AMD is reportedly gearing up to unveil its next-generation Radeon RX 8000 series "RDNA 4" GPUs in 2025, with new leaks suggesting the higher-end Navi 48 GPU will be unveiled at CES 2025 in January, while the entry-level Navi 44 GPU will be unleashed in Q2 2025.
We have been hearing all about NVIDIA's next-generation GeForce RTX 50 series "Blackwell" GPUs for months and months now, but it seems that AMD won't have anything to fight Blackwell in 2024, and we'll be waiting until 2025, which lines up with previous leaks. In a new post on X, leaker "Kepler_L2" said that "CES is for N48. N44 is probably Q2".
AMD's next-gen Navi 48 GPU should offer performance close to what we already have with the Navi 31 GPU that powers the Radeon RX 7900 XTX and RX 7900 XT graphics cards, but with upgrades like improved ray tracing (RT) performance and more.
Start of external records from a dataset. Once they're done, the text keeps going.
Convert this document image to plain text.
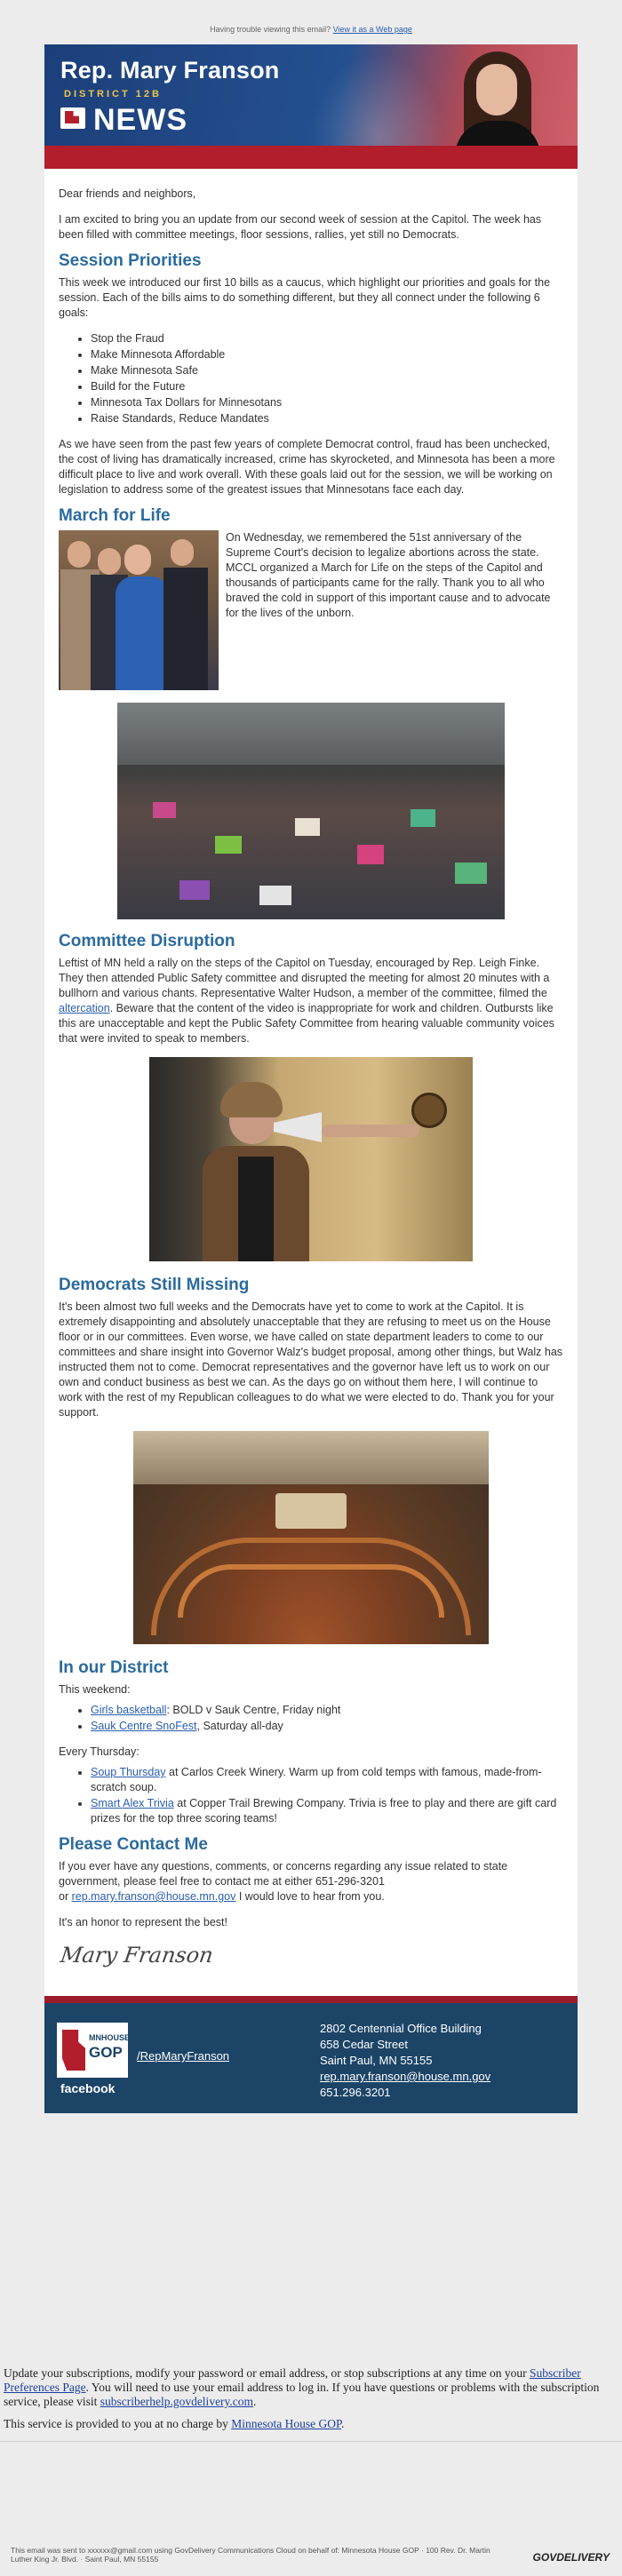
Having trouble viewing this email? View it as a Web page
Rep. Mary Franson
DISTRICT 12B
NEWS

Dear friends and neighbors,

I am excited to bring you an update from our second week of session at the Capitol. The week has been filled with committee meetings, floor sessions, rallies, yet still no Democrats.

Session Priorities

This week we introduced our first 10 bills as a caucus, which highlight our priorities and goals for the session. Each of the bills aims to do something different, but they all connect under the following 6 goals:

• Stop the Fraud
• Make Minnesota Affordable
• Make Minnesota Safe
• Build for the Future
• Minnesota Tax Dollars for Minnesotans
• Raise Standards, Reduce Mandates

As we have seen from the past few years of complete Democrat control, fraud has been unchecked, the cost of living has dramatically increased, crime has skyrocketed, and Minnesota has been a more difficult place to live and work overall. With these goals laid out for the session, we will be working on legislation to address some of the greatest issues that Minnesotans face each day.

March for Life

On Wednesday, we remembered the 51st anniversary of the Supreme Court's decision to legalize abortions across the state. MCCL organized a March for Life on the steps of the Capitol and thousands of participants came for the rally. Thank you to all who braved the cold in support of this important cause and to advocate for the lives of the unborn.

Committee Disruption

Leftist of MN held a rally on the steps of the Capitol on Tuesday, encouraged by Rep. Leigh Finke. They then attended Public Safety committee and disrupted the meeting for almost 20 minutes with a bullhorn and various chants. Representative Walter Hudson, a member of the committee, filmed the altercation. Beware that the content of the video is inappropriate for work and children. Outbursts like this are unacceptable and kept the Public Safety Committee from hearing valuable community voices that were invited to speak to members.

Democrats Still Missing

It's been almost two full weeks and the Democrats have yet to come to work at the Capitol. It is extremely disappointing and absolutely unacceptable that they are refusing to meet us on the House floor or in our committees. Even worse, we have called on state department leaders to come to our committees and share insight into Governor Walz's budget proposal, among other things, but Walz has instructed them not to come. Democrat representatives and the governor have left us to work on our own and conduct business as best we can. As the days go on without them here, I will continue to work with the rest of my Republican colleagues to do what we were elected to do. Thank you for your support.

In our District

This weekend:

• Girls basketball: BOLD v Sauk Centre, Friday night
• Sauk Centre SnoFest, Saturday all-day

Every Thursday:

• Soup Thursday at Carlos Creek Winery. Warm up from cold temps with famous, made-from-scratch soup.
• Smart Alex Trivia at Copper Trail Brewing Company. Trivia is free to play and there are gift card prizes for the top three scoring teams!
Please Contact Me

If you ever have any questions, comments, or concerns regarding any issue related to state government, please feel free to contact me at either 651-296-3201
or rep.mary.franson@house.mn.gov I would love to hear from you.

It's an honor to represent the best!

Mary Franson
MNHOUSE
GOP
facebook
/RepMaryFranson
2802 Centennial Office Building
658 Cedar Street
Saint Paul, MN 55155
rep.mary.franson@house.mn.gov
651.296.3201
Update your subscriptions, modify your password or email address, or stop subscriptions at any time on your Subscriber Preferences Page. You will need to use your email address to log in. If you have questions or problems with the subscription service, please visit subscriberhelp.govdelivery.com.
This service is provided to you at no charge by Minnesota House GOP.
This email was sent to xxxxxx@gmail.com using GovDelivery Communications Cloud on behalf of: Minnesota House GOP · 100 Rev. Dr. Martin Luther King Jr. Blvd. · Saint Paul, MN 55155	GOVDELIVERY
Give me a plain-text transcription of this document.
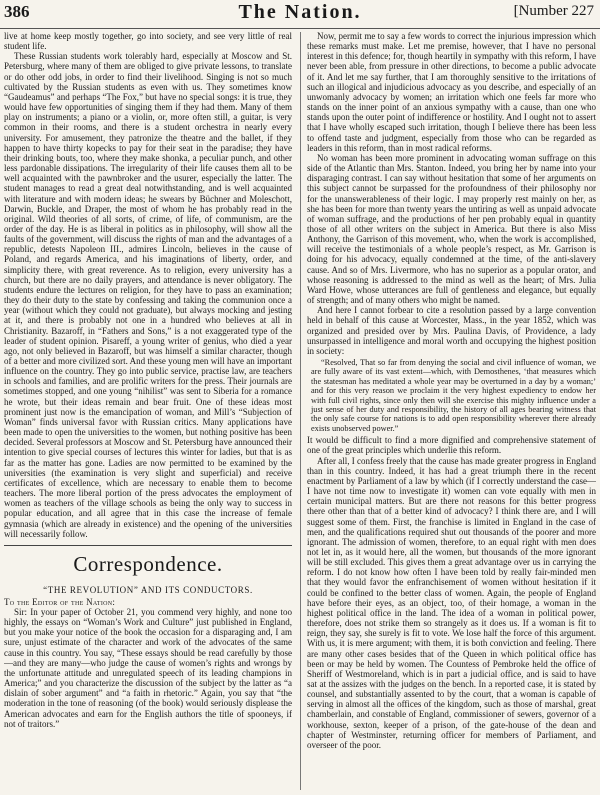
386	The Nation.	[Number 227

live at home keep mostly together, go into society, and see very little of real student life.

These Russian students work tolerably hard, especially at Moscow and St. Petersburg, where many of them are obliged to give private lessons, to translate or do other odd jobs, in order to find their livelihood. Singing is not so much cultivated by the Russian students as even with us. They sometimes know “Gaudeamus” and perhaps “The Fox,” but have no special songs: it is true, they would have few opportunities of singing them if they had them. Many of them play on instruments; a piano or a violin, or, more often still, a guitar, is very common in their rooms, and there is a student orchestra in nearly every university. For amusement, they patronize the theatre and the ballet, if they happen to have thirty kopecks to pay for their seat in the paradise; they have their drinking bouts, too, where they make shonka, a peculiar punch, and other less pardonable dissipations. The irregularity of their life causes them all to be well acquainted with the pawnbroker and the usurer, especially the latter. The student manages to read a great deal notwithstanding, and is well acquainted with literature and with modern ideas; he swears by Büchner and Moleschott, Darwin, Buckle, and Draper, the most of whom he has probably read in the original. Wild theories of all sorts, of crime, of life, of communism, are the order of the day. He is as liberal in politics as in philosophy, will show all the faults of the government, will discuss the rights of man and the advantages of a republic, detests Napoleon III., admires Lincoln, believes in the cause of Poland, and regards America, and his imaginations of liberty, order, and simplicity there, with great reverence. As to religion, every university has a church, but there are no daily prayers, and attendance is never obligatory. The students endure the lectures on religion, for they have to pass an examination; they do their duty to the state by confessing and taking the communion once a year (without which they could not graduate), but always mocking and jesting at it, and there is probably not one in a hundred who believes at all in Christianity. Bazaroff, in “Fathers and Sons,” is a not exaggerated type of the leader of student opinion. Pisareff, a young writer of genius, who died a year ago, not only believed in Bazaroff, but was himself a similar character, though of a better and more civilized sort. And these young men will have an important influence on the country. They go into public service, practise law, are teachers in schools and families, and are prolific writers for the press. Their journals are sometimes stopped, and one young “nihilist” was sent to Siberia for a romance he wrote, but their ideas remain and bear fruit. One of these ideas most prominent just now is the emancipation of woman, and Mill’s “Subjection of Woman” finds universal favor with Russian critics. Many applications have been made to open the universities to the women, but nothing positive has been decided. Several professors at Moscow and St. Petersburg have announced their intention to give special courses of lectures this winter for ladies, but that is as far as the matter has gone. Ladies are now permitted to be examined by the universities (the examination is very slight and superficial) and receive certificates of excellence, which are necessary to enable them to become teachers. The more liberal portion of the press advocates the employment of women as teachers of the village schools as being the only way to success in popular education, and all agree that in this case the increase of female gymnasia (which are already in existence) and the opening of the universities will necessarily follow.

Correspondence.
“THE REVOLUTION” AND ITS CONDUCTORS.

To the Editor of the Nation:

Sir: In your paper of October 21, you commend very highly, and none too highly, the essays on “Woman’s Work and Culture” just published in England, but you make your notice of the book the occasion for a disparaging and, I am sure, unjust estimate of the character and work of the advocates of the same cause in this country. You say, “These essays should be read carefully by those—and they are many—who judge the cause of women’s rights and wrongs by the unfortunate attitude and unregulated speech of its leading champions in America;” and you characterize the discussion of the subject by the latter as “a dislain of sober argument” and “a faith in rhetoric.” Again, you say that “the moderation in the tone of reasoning (of the book) would seriously displease the American advocates and earn for the English authors the title of spooneys, if not of traitors.”

Now, permit me to say a few words to correct the injurious impression which these remarks must make. Let me premise, however, that I have no personal interest in this defence; for, though heartily in sympathy with this reform, I have never been able, from pressure in other directions, to become a public advocate of it. And let me say further, that I am thoroughly sensitive to the irritations of such an illogical and injudicious advocacy as you describe, and especially of an unwomanly advocacy by women; an irritation which one feels far more who stands on the inner point of an anxious sympathy with a cause, than one who stands upon the outer point of indifference or hostility. And I ought not to assert that I have wholly escaped such irritation, though I believe there has been less to offend taste and judgment, especially from those who can be regarded as leaders in this reform, than in most radical reforms.

No woman has been more prominent in advocating woman suffrage on this side of the Atlantic than Mrs. Stanton. Indeed, you bring her by name into your disparaging contrast. I can say without hesitation that some of her arguments on this subject cannot be surpassed for the profoundness of their philosophy nor for the unanswerableness of their logic. I may properly rest mainly on her, as she has been for more than twenty years the untiring as well as unpaid advocate of woman suffrage, and the productions of her pen probably equal in quantity those of all other writers on the subject in America. But there is also Miss Anthony, the Garrison of this movement, who, when the work is accomplished, will receive the testimonials of a whole people’s respect, as Mr. Garrison is doing for his advocacy, equally condemned at the time, of the anti-slavery cause. And so of Mrs. Livermore, who has no superior as a popular orator, and whose reasoning is addressed to the mind as well as the heart; of Mrs. Julia Ward Howe, whose utterances are full of gentleness and elegance, but equally of strength; and of many others who might be named.

And here I cannot forbear to cite a resolution passed by a large convention held in behalf of this cause at Worcester, Mass., in the year 1852, which was organized and presided over by Mrs. Paulina Davis, of Providence, a lady unsurpassed in intelligence and moral worth and occupying the highest position in society:

“Resolved, That so far from denying the social and civil influence of woman, we are fully aware of its vast extent—which, with Demosthenes, ‘that measures which the statesman has meditated a whole year may be overturned in a day by a woman;’ and for this very reason we proclaim it the very highest expediency to endow her with full civil rights, since only then will she exercise this mighty influence under a just sense of her duty and responsibility, the history of all ages bearing witness that the only safe course for nations is to add open responsibility wherever there already exists unobserved power.”

It would be difficult to find a more dignified and comprehensive statement of one of the great principles which underlie this reform.

After all, I confess freely that the cause has made greater progress in England than in this country. Indeed, it has had a great triumph there in the recent enactment by Parliament of a law by which (if I correctly understand the case—I have not time now to investigate it) women can vote equally with men in certain municipal matters. But are there not reasons for this better progress there other than that of a better kind of advocacy? I think there are, and I will suggest some of them. First, the franchise is limited in England in the case of men, and the qualifications required shut out thousands of the poorer and more ignorant. The admission of women, therefore, to an equal right with men does not let in, as it would here, all the women, but thousands of the more ignorant will be still excluded. This gives them a great advantage over us in carrying the reform. I do not know how often I have been told by really fair-minded men that they would favor the enfranchisement of women without hesitation if it could be confined to the better class of women. Again, the people of England have before their eyes, as an object, too, of their homage, a woman in the highest political office in the land. The idea of a woman in political power, therefore, does not strike them so strangely as it does us. If a woman is fit to reign, they say, she surely is fit to vote. We lose half the force of this argument. With us, it is mere argument; with them, it is both conviction and feeling. There are many other cases besides that of the Queen in which political office has been or may be held by women. The Countess of Pembroke held the office of Sheriff of Westmoreland, which is in part a judicial office, and is said to have sat at the assizes with the judges on the bench. In a reported case, it is stated by counsel, and substantially assented to by the court, that a woman is capable of serving in almost all the offices of the kingdom, such as those of marshal, great chamberlain, and constable of England, commissioner of sewers, governor of a workhouse, sexton, keeper of a prison, of the gate-house of the dean and chapter of Westminster, returning officer for members of Parliament, and overseer of the poor.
We've been hearing that the updated RDNA 4 GPU will be inside of Sony's upcoming beefed-up PlayStation 5 Pro console, with 45% faster rendering over the stock PS5 and 2-3x faster RT performance. Let's hope for those types of performance improvements from RDNA 4 on desktop Radeon RX 8000 series GPUs.
- Read more: PlayStation 5 Pro features next-gen RDNA 4-based ray tracing engine, allows 2-3x faster RT
- Read more: AMD's cancelled high-end Radeon RX 8900 XTX had 50% more shader engines than 7900 XTX
AMD will NOT be competing with the ultra-high-end GeForce RTX 5090 and GeForce RTX 5080 graphics cards with RDNA 4, which is where we'll be waiting for the Radeon RX 9000 series "RDNA 5" graphics cards in 2026. We don't know what exactly to expect, but RDNA 5 is expected to be a complete redesign, a "clean sheet" and "Zen moment" for the Radeon GPU department.
- Read more: AMD's RDNA 5 will be a complete re-design, a 'clean sheet,' and a 'Zen moment' for Radeon
- Read more: AMD's next-gen RDNA 5 could feature unique 'multi-chiplet' GPU, with three dedicated dies
How will AMD compete against Blackwell with its next-gen RDNA 4: We can expect the higher-end Navi 48-based Radeon 8000 series GPU -- probably the Radeon RX 8900 XTX -- to feature more performance (not much more) but increased power efficiency, and much lower pricing. That's where AMD can win against NVIDIA in the sub $1000 market, but NVIDIA will have its GeForce RTX 40 series "Ada Lovelace" GPUs still flooding the market, so AMD will have to have something real special (price, power consumption, etc) to win gamers over.
In another post from Kepler, we're hearing that AMD's next-gen Navi 44 GPU will only have 8GB of VRAM, which is going to be a gigantic, massive marketing problem for AMD releasing next-gen RDNA 4-based GPUs in 2025 (and into 2026) with just 8GB of VRAM. This gives NVIDIA the chance to bump VRAM amounts on Blackwell-based GeForce RTX 50 series graphics card in the mid-range price segment with 12GB or even 16GB of VRAM.
AMD will be using GDDR7 memory from Micron, something the company recently stated in Micron's press release teasing GDDR7 memory, saying it would help make gaming "responsive and lifelike" so we could expect some nice tweaks to Radeon RX 8000 series GPUs using GDDR7 memory. AMD hasn't said much about RDNA 4 just yet, but we should expect tickets to the hype train to begin going on sale as we lead into the New Year.